Assessing Wolbachia circulation in wild populations of phlebotomine sand flies from Spain and Morocco: implications for control of leishmaniasis.

BACKGROUND

Vector-borne diseases such as leishmaniasis exert a huge burden of morbidity and mortality that are mainly controlled through vector control. The increasing threat of insecticide-resistant vectors entails incorporating more vector control interventions to eliminate these diseases. Introduction of Wolbachia into wild vector populations has been suggested as a potential vector control measure that would require extensive regional knowledge. The aim of this work is to estimate the prevalence of Wolbachia infection and monitor circulating strains in wild sand fly populations from Spain and Morocco, two countries where leishmaniasis is endemic.

METHODS

Wolbachia was detected using polymerase chain reaction (PCR). Haplotype diversity was performed by sequencing, and phylogenetic relationships were then established. In silico prediction of the Wolbachia surface protein (WSP) structures was performed. To investigate the relationship between epidemiological variables and the presence of Wolbachia, regression analyses were employed.

RESULTS

Wolbachia was detected in 45.8% of the specimens tested (319/697), and similar infection rates were found (P = 0.92) in males (46.1%; 94/204) and females (45.6%; 225/493). Differences in infection were detected among Spanish sand fly species (P < 0.001), being higher for Phlebotomus papatasi (35/52) and Phlebotomus perniciosus (239/384). No infected Phlebotomus sergenti specimens were found in Spain, whereas two different Wolbachia haplotypes were detected in P. sergenti sand flies from Morocco. No significant differences were found between sex, species, or capture sites in specimens captured in Morocco (P > 0.05). Five Wolbachia haplotypes distributed in the known A and B supergroups were identified. Structural analysis showed a nine-amino acid insertion in the fourth loop of a Wolbachia haplotype found in P. sergenti specimens from El Borouj (Morocco).

CONCLUSIONS

We confirmed the circulation of different Wolbachia strains in all sand fly species investigated.

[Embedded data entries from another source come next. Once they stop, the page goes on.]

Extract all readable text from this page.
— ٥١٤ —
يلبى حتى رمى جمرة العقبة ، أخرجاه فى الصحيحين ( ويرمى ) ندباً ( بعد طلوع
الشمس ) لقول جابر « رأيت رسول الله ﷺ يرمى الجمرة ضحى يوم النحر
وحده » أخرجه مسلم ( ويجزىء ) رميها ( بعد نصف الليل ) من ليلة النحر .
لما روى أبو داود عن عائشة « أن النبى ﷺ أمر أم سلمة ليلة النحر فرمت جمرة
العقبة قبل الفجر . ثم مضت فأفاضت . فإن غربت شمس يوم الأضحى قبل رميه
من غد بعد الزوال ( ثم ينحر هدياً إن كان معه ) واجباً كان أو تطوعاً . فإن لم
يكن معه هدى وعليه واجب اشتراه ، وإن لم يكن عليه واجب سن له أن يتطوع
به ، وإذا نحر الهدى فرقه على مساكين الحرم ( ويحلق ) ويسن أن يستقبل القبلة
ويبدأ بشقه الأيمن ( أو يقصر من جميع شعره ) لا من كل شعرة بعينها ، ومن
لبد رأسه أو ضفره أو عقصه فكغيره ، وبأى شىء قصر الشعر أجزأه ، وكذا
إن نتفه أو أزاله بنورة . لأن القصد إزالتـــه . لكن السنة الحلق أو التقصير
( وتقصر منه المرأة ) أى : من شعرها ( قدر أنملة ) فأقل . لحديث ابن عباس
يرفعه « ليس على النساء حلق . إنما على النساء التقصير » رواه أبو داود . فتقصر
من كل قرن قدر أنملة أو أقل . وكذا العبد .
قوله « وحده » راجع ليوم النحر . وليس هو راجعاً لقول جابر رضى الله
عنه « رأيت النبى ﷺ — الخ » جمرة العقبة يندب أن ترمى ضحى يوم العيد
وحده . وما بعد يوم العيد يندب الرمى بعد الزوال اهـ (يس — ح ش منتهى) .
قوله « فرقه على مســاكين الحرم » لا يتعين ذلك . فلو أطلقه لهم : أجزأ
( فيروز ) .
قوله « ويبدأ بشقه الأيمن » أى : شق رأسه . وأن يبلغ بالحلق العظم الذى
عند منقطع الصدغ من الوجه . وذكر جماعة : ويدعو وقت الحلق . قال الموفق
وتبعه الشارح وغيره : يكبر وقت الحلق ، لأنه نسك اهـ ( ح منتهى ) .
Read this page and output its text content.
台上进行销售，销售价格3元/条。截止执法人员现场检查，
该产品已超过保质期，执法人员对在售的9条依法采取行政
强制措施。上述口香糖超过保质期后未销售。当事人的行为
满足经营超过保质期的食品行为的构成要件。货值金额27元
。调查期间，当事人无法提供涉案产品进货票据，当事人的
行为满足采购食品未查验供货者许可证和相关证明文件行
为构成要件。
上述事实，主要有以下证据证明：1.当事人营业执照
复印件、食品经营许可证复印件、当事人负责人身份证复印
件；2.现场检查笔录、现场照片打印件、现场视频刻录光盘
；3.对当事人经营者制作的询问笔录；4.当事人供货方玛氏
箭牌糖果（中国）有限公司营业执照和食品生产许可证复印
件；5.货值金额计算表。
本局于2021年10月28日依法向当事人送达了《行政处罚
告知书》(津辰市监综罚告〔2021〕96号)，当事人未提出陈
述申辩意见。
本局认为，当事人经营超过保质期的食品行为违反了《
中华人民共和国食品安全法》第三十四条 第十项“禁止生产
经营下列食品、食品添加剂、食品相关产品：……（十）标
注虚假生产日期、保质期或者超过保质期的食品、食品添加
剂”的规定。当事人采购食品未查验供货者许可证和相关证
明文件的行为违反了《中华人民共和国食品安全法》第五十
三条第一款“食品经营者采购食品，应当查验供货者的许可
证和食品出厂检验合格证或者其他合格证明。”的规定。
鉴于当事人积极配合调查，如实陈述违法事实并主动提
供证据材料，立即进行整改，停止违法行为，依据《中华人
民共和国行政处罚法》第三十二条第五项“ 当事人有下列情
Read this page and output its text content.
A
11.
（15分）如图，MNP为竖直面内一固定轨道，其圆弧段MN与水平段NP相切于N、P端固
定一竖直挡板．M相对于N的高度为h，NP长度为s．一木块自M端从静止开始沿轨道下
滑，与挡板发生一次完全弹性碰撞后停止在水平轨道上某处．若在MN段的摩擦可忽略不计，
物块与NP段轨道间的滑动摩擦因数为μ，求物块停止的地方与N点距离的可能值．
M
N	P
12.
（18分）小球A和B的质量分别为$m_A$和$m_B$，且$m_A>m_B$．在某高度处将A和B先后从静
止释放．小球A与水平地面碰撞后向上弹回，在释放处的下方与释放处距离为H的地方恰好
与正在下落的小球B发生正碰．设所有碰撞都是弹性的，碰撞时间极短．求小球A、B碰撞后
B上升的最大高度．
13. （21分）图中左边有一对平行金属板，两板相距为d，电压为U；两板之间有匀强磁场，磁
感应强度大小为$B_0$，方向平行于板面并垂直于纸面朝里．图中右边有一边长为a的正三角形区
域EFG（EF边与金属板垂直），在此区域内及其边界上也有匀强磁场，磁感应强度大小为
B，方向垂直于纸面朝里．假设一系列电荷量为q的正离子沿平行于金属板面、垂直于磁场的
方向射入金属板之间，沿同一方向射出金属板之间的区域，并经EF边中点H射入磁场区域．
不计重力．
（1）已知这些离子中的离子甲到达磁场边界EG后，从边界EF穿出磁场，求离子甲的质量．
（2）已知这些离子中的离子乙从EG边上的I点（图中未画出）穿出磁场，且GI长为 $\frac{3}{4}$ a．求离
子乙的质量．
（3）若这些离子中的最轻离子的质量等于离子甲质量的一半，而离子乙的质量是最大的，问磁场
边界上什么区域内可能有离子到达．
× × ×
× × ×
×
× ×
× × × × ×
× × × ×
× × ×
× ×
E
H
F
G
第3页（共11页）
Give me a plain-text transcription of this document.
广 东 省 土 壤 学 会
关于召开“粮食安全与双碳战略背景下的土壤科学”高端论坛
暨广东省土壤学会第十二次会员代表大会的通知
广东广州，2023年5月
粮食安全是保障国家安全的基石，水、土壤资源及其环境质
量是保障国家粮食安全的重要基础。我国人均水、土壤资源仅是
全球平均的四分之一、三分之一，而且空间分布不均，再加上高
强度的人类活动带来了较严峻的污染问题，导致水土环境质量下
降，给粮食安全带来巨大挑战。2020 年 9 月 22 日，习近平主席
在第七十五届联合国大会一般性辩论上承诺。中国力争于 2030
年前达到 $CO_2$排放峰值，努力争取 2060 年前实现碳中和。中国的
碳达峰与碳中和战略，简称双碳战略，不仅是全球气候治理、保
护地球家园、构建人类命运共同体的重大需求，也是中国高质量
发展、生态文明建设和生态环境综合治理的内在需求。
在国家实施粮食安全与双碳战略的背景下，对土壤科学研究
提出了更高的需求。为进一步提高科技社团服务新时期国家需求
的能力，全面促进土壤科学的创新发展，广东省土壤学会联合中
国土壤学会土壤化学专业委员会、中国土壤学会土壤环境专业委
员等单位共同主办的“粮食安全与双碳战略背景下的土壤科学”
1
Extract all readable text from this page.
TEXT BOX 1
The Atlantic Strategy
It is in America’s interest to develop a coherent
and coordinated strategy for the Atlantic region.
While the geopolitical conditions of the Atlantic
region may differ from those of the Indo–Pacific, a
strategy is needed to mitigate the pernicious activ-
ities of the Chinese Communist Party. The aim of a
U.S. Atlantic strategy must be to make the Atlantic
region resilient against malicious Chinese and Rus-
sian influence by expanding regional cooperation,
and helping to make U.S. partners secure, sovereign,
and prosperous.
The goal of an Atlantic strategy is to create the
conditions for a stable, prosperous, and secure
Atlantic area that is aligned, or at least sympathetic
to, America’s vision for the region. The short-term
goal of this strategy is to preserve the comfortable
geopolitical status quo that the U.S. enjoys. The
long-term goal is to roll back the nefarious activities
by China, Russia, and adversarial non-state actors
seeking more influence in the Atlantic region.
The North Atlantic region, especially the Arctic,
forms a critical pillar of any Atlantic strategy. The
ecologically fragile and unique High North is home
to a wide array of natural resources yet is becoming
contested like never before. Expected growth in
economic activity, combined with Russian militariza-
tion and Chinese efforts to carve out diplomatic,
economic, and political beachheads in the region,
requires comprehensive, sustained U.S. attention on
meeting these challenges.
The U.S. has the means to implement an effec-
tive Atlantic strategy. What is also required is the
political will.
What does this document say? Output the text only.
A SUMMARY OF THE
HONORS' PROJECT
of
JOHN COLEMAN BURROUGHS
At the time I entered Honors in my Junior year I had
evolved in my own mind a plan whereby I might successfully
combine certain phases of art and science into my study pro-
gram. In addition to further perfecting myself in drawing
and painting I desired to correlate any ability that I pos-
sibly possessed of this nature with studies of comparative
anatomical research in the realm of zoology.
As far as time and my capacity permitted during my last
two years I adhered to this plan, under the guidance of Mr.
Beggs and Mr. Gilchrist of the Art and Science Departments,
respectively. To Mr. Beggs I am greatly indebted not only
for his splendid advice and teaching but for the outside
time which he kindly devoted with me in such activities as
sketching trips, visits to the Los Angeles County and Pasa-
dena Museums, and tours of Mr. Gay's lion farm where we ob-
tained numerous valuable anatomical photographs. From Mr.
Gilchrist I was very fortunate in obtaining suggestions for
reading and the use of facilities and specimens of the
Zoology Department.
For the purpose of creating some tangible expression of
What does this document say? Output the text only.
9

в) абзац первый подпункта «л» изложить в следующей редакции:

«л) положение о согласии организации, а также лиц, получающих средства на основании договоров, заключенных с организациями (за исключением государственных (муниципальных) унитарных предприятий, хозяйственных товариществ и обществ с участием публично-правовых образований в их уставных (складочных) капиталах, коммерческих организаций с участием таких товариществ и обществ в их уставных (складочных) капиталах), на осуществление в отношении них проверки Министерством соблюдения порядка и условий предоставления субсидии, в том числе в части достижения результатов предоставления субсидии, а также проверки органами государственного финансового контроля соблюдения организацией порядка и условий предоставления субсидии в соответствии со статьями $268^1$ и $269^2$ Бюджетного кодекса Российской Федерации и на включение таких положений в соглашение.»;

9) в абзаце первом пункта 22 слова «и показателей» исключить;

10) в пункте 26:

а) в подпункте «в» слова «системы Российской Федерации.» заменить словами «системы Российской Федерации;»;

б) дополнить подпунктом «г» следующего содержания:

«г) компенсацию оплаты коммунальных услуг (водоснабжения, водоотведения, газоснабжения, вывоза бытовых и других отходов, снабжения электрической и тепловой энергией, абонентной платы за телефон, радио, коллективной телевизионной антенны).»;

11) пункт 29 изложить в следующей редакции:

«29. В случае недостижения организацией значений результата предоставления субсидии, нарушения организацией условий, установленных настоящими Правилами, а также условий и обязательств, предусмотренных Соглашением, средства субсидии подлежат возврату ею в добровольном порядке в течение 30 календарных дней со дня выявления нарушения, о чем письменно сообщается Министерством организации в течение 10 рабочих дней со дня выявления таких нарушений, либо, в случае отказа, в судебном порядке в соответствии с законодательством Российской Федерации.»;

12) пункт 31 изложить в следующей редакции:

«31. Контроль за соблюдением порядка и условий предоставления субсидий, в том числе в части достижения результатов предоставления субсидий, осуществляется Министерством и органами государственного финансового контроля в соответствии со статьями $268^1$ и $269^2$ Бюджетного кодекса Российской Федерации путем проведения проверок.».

All L. infantum proven or suspected vectors shared the same, or a closely related, Wolbachia haplotype. The haplotype bearing the loop insertion was found in the locality undergoing an anthroponotic cutaneous leishmaniasis outbreak. These extracellular loops might have some role in enhancing or inhibiting the development of Leishmania and other pathogens in sand flies. These findings are very promising and highlight the need to further investigate the tripartite interactions between Wolbachia strain, Leishmania species, and sand fly species/lineage.